“Taxation of earnings is on a par with forced labour.” Robert Nozick in Anarchy, State and Utopia.
During a recent Salisbury Democracy Café the interesting question ‘Is Liberalism dead?’ was posed. Much depends on the definition of Liberalism. Some people seem to mean a rather wishy-washy tolerance epitomised by the pejorative term ‘bleeding heart liberal’. But political Liberalism is very far from being wishy-washy as the quote above by the American libertarian philosopher Robert Nozick attests. The most fundamental expression of this position is given by what is known as Methodological Individualism, which asserts that all attempts to explain social (or individual) phenomena are to be rejected unless they are couched wholly in terms of facts about the individual.
There have, however, been many attempts to create what might be called Social Liberalism, which in turn can be seen either as attempts to avoid Thomas Hobbes’s bleak conclusion that individuals should willingly submit to the power of a strong sovereign in order to protect them against a life that is ‘ nasty, brutish and short’, or the slide to Nozick’s extreme and equally unpleasant libertarianism. The social contract theory of Joh n Rawls in A Theory of Justice is probably the most influential work in the field. At the heart of this book is a kind of thought experiment he calls the Original Position or the Veil of Ignorance in which we are asked to imagine what sort of society would be chosen if we did not know certain facts about ourselves, particularly our social location and natural endowments. From this position Rawls deduces that most people would choose two principles: First – “Each person is to have an equal right to the most extensive total system of equal basic liberties compatible with a similar system of liberty for all”; second – “Social and economic inequalities are to be arranged so that they are both a) to be the greatest benefit of the least advantaged and b) attached to offices and positions open to all under conditions of fair equality of opportunity.”
One of the most serious objections to the Original Position coming from the communitarian tradition, however, is that it assumes a certain conception of the self as individuated before any sense of entanglement with social or communal considerations. This is a serious problem for those who believe that the creation of the self is inextricably linked to the collective, which itself is shaped by the individual. To the communitarian it makes no sense to assume that the individual springs fully formed from the womb without being at least partly shaped by its environment and communal links. From the political point of view this means that the individual emerges from and thrives in a communal environment in which certain universal goods like health, education and transport are communally pooled. And, as Erich Fromm wrote in Beyond the Chains of Illusion ‘the most important factor for the development of the individual is the structure and values of society into which he has been born’.

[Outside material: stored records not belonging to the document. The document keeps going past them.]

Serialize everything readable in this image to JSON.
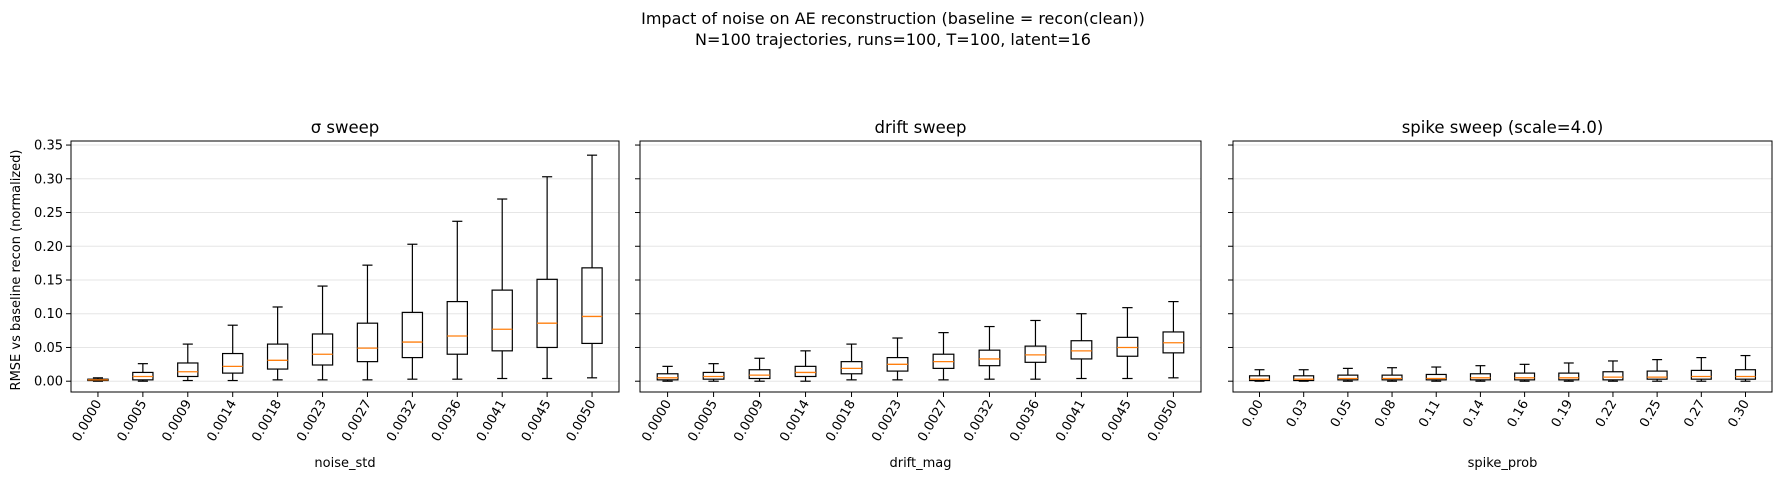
{
  "figure": {
    "title_line1": "Impact of noise on AE reconstruction (baseline = recon(clean))",
    "title_line2": "N=100 trajectories, runs=100, T=100, latent=16",
    "shared_ylabel": "RMSE vs baseline recon (normalized)"
  },
  "style": {
    "box_edge": "#000000",
    "median": "#ff7f0e",
    "grid": "#e6e6e6"
  },
  "chart_data": [
    {
      "type": "box",
      "title": "σ sweep",
      "xlabel": "noise_std",
      "ylabel": "RMSE vs baseline recon (normalized)",
      "ylim": [
        -0.016,
        0.356
      ],
      "yticks": [
        "0.00",
        "0.05",
        "0.10",
        "0.15",
        "0.20",
        "0.25",
        "0.30",
        "0.35"
      ],
      "grid": "y",
      "categories": [
        "0.0000",
        "0.0005",
        "0.0009",
        "0.0014",
        "0.0018",
        "0.0023",
        "0.0027",
        "0.0032",
        "0.0036",
        "0.0041",
        "0.0045",
        "0.0050"
      ],
      "boxes": [
        {
          "whislo": 0.0,
          "q1": 0.001,
          "med": 0.002,
          "q3": 0.003,
          "whishi": 0.005
        },
        {
          "whislo": 0.0,
          "q1": 0.002,
          "med": 0.007,
          "q3": 0.013,
          "whishi": 0.026
        },
        {
          "whislo": 0.001,
          "q1": 0.007,
          "med": 0.014,
          "q3": 0.027,
          "whishi": 0.055
        },
        {
          "whislo": 0.001,
          "q1": 0.012,
          "med": 0.022,
          "q3": 0.041,
          "whishi": 0.083
        },
        {
          "whislo": 0.002,
          "q1": 0.018,
          "med": 0.031,
          "q3": 0.055,
          "whishi": 0.11
        },
        {
          "whislo": 0.002,
          "q1": 0.024,
          "med": 0.04,
          "q3": 0.07,
          "whishi": 0.141
        },
        {
          "whislo": 0.002,
          "q1": 0.029,
          "med": 0.049,
          "q3": 0.086,
          "whishi": 0.172
        },
        {
          "whislo": 0.003,
          "q1": 0.035,
          "med": 0.058,
          "q3": 0.102,
          "whishi": 0.203
        },
        {
          "whislo": 0.003,
          "q1": 0.04,
          "med": 0.067,
          "q3": 0.118,
          "whishi": 0.237
        },
        {
          "whislo": 0.004,
          "q1": 0.045,
          "med": 0.077,
          "q3": 0.135,
          "whishi": 0.27
        },
        {
          "whislo": 0.004,
          "q1": 0.05,
          "med": 0.086,
          "q3": 0.151,
          "whishi": 0.303
        },
        {
          "whislo": 0.005,
          "q1": 0.056,
          "med": 0.096,
          "q3": 0.168,
          "whishi": 0.335
        }
      ]
    },
    {
      "type": "box",
      "title": "drift sweep",
      "xlabel": "drift_mag",
      "ylim": [
        -0.016,
        0.356
      ],
      "grid": "y",
      "categories": [
        "0.0000",
        "0.0005",
        "0.0009",
        "0.0014",
        "0.0018",
        "0.0023",
        "0.0027",
        "0.0032",
        "0.0036",
        "0.0041",
        "0.0045",
        "0.0050"
      ],
      "boxes": [
        {
          "whislo": 0.0,
          "q1": 0.002,
          "med": 0.005,
          "q3": 0.011,
          "whishi": 0.022
        },
        {
          "whislo": 0.0,
          "q1": 0.003,
          "med": 0.007,
          "q3": 0.013,
          "whishi": 0.026
        },
        {
          "whislo": 0.0,
          "q1": 0.004,
          "med": 0.009,
          "q3": 0.017,
          "whishi": 0.034
        },
        {
          "whislo": 0.0,
          "q1": 0.007,
          "med": 0.013,
          "q3": 0.022,
          "whishi": 0.045
        },
        {
          "whislo": 0.002,
          "q1": 0.011,
          "med": 0.019,
          "q3": 0.029,
          "whishi": 0.055
        },
        {
          "whislo": 0.002,
          "q1": 0.015,
          "med": 0.025,
          "q3": 0.035,
          "whishi": 0.064
        },
        {
          "whislo": 0.002,
          "q1": 0.019,
          "med": 0.029,
          "q3": 0.04,
          "whishi": 0.072
        },
        {
          "whislo": 0.003,
          "q1": 0.023,
          "med": 0.033,
          "q3": 0.046,
          "whishi": 0.081
        },
        {
          "whislo": 0.003,
          "q1": 0.028,
          "med": 0.039,
          "q3": 0.052,
          "whishi": 0.09
        },
        {
          "whislo": 0.004,
          "q1": 0.033,
          "med": 0.045,
          "q3": 0.06,
          "whishi": 0.1
        },
        {
          "whislo": 0.004,
          "q1": 0.037,
          "med": 0.05,
          "q3": 0.065,
          "whishi": 0.109
        },
        {
          "whislo": 0.005,
          "q1": 0.042,
          "med": 0.057,
          "q3": 0.073,
          "whishi": 0.118
        }
      ]
    },
    {
      "type": "box",
      "title": "spike sweep (scale=4.0)",
      "xlabel": "spike_prob",
      "ylim": [
        -0.016,
        0.356
      ],
      "grid": "y",
      "categories": [
        "0.00",
        "0.03",
        "0.05",
        "0.08",
        "0.11",
        "0.14",
        "0.16",
        "0.19",
        "0.22",
        "0.25",
        "0.27",
        "0.30"
      ],
      "boxes": [
        {
          "whislo": 0.0,
          "q1": 0.001,
          "med": 0.003,
          "q3": 0.008,
          "whishi": 0.017
        },
        {
          "whislo": 0.0,
          "q1": 0.001,
          "med": 0.003,
          "q3": 0.008,
          "whishi": 0.017
        },
        {
          "whislo": 0.0,
          "q1": 0.002,
          "med": 0.004,
          "q3": 0.009,
          "whishi": 0.019
        },
        {
          "whislo": 0.0,
          "q1": 0.002,
          "med": 0.004,
          "q3": 0.009,
          "whishi": 0.02
        },
        {
          "whislo": 0.0,
          "q1": 0.002,
          "med": 0.004,
          "q3": 0.01,
          "whishi": 0.021
        },
        {
          "whislo": 0.0,
          "q1": 0.002,
          "med": 0.005,
          "q3": 0.011,
          "whishi": 0.023
        },
        {
          "whislo": 0.0,
          "q1": 0.002,
          "med": 0.005,
          "q3": 0.012,
          "whishi": 0.025
        },
        {
          "whislo": 0.0,
          "q1": 0.002,
          "med": 0.005,
          "q3": 0.012,
          "whishi": 0.027
        },
        {
          "whislo": 0.0,
          "q1": 0.002,
          "med": 0.006,
          "q3": 0.014,
          "whishi": 0.03
        },
        {
          "whislo": 0.0,
          "q1": 0.003,
          "med": 0.006,
          "q3": 0.015,
          "whishi": 0.032
        },
        {
          "whislo": 0.0,
          "q1": 0.003,
          "med": 0.007,
          "q3": 0.016,
          "whishi": 0.035
        },
        {
          "whislo": 0.0,
          "q1": 0.003,
          "med": 0.007,
          "q3": 0.017,
          "whishi": 0.038
        }
      ]
    }
  ]
}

In this context, then, it could be argued that Rawls’s Original Position is an intellectually tortuous and, ultimately, unsuccessful device to save Liberalism from the bleak visions of Hobbes and Nozick or, indeed, an unsustainable reliance on an individualism cast adrift from its social grounding. And, of course, the same objections could be made against Nozick. It could be argued that communitarianism is a much more grounded vision of the individual and one that calls into question the fundamental principles of Liberalism, properly understood. Indeed, the individual cast adrift above Friedrich’s Sea of Fog may be a better metaphor than the Veil of Ignorance.